The fourth limitation; that this was a single medical center study, so the results cannot be generalized to other hospitals. However the quite similar results from several studies, suggests that this intervention might be applicable for other resource limited facilities, especially in developing countries. For this reasons, we explained our setting in details so that it can be compared to other facilities.

The fifth limitation of our study was its susceptibility to a number of biases. The clinical diagnosis by the modified ACCP criteria had limited specificity 30,104,105 and the possibility of misclassification bias cannot be ruled out. However the same observer and diagnostic criteria were used in both the pre and post-intervention study groups which might have attenuated the effect of any misclassification bias. Also the same personnel performed all patients’ data collection in the pre and post-intervention study group. Thus observer bias might have occurred, although discussion of all suspected VAP cases have been done with surveillance team. Similarly the health-care worker was informed of surveillance and might have haw-throne effect (observer effect).

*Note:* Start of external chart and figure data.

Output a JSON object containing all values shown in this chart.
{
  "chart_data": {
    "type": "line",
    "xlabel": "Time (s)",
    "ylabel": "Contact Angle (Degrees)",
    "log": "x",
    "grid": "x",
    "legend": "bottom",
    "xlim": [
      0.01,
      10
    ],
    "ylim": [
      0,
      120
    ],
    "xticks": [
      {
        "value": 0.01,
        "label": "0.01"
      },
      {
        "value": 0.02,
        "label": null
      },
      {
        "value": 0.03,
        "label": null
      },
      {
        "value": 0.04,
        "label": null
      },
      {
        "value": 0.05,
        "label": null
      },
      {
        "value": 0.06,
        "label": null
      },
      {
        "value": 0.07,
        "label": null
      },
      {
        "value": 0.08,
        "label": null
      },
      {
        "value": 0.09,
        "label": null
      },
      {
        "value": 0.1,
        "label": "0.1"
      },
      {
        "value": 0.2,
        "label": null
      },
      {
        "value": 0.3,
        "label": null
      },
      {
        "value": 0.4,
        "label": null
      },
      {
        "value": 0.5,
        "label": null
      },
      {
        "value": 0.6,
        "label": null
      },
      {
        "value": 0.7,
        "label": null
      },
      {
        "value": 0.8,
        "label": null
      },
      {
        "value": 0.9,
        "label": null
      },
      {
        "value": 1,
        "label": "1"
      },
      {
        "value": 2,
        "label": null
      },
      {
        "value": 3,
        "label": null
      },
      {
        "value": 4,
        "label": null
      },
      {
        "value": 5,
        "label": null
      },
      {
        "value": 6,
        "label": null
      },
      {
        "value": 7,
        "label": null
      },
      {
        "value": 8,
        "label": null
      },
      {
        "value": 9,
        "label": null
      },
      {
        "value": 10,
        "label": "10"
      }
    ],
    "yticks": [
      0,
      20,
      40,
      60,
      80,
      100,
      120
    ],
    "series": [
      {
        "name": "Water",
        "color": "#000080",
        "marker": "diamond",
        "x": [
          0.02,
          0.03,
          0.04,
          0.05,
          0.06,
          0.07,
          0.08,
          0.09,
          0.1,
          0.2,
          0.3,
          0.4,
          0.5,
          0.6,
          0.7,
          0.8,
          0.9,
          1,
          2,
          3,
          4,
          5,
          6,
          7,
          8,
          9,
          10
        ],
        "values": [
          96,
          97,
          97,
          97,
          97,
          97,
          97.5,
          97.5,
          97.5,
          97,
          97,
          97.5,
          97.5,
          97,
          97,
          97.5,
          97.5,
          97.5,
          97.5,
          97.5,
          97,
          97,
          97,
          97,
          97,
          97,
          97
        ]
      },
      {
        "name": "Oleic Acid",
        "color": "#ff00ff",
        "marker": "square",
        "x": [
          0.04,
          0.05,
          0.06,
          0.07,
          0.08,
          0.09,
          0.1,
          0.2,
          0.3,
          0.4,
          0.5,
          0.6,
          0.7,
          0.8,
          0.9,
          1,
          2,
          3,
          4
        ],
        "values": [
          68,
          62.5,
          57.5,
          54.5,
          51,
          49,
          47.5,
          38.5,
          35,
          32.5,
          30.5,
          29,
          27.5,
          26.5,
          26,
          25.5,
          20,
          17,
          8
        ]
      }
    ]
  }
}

In spite of the importance of top management support and full availability of supplies, VAP staff education was still effective in reducing VAP through tailoring of educational and procedural tools. As in relation to our initial failure to reduce VAP rate as with Hawe et al,8 Papadimos et al,69 Bigham et al,70 and Cocanour et al71 it is suggested that active implementation strategies and multi-module program increase the success of VAP prevention programs.